If you consider comments to be code, then you're already writing at least 2x the code anyway. The thing TS gives you is it takes a lot of the conflict out of it when people inevitably don't follow someone's rules. And of course it gives you better tooling (wah wah wah, right?).
Generics don't have to be agonizingly cryptic, and they're best when they're used in ways that people don't need to think about them, such as
function doSomething<T>(someArg: T) : T[]{
//function here returns an array of the same type that the argument was
}
Then when you call
doSomething('foo')
, TS picks up automatically you'll get back an array of strings.
Javascript is an amazingly flexible language, and generics allow you to express that flexibility while keeping strong types. The problem is that many, if not most, developers who use it use it because they're made to use it and not because they particularly care about the benefits, and in that case they don't use it well.
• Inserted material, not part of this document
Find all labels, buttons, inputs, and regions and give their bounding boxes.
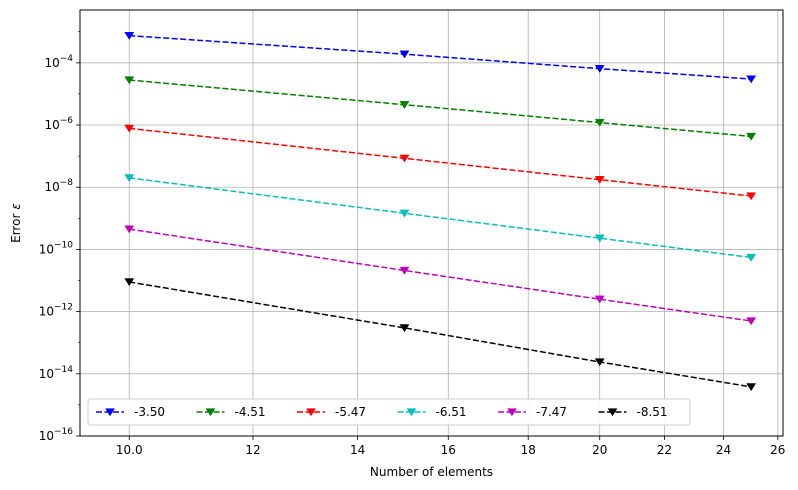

But this can be said of a lot of technologies--if you put them in the hands of developers who just want to bang out code and go home, you're not going to get great results.
In addition, it takes around a year to get to where you have enough experience to start to get those benefits--so you're right that on a lot of projects you get no benefits, either because of attrition before that year point or because the project isn't long enough for the benefits to be felt.
The irony is that the more experience you have with TS, the fewer types you write, because you learn that TS is actually pretty good at reading the code and inferring types, which then are enforced later (and available to the tooling wah wah).
The problem in too much of our industry is that people make technical decisions based on blog posts by people who have more influence than their skill level justifies rather than understanding the basics. But then one way to get that influence is to tell people that the basics aren't important and you'll be just fine if you can slap something together by the end of the sprint.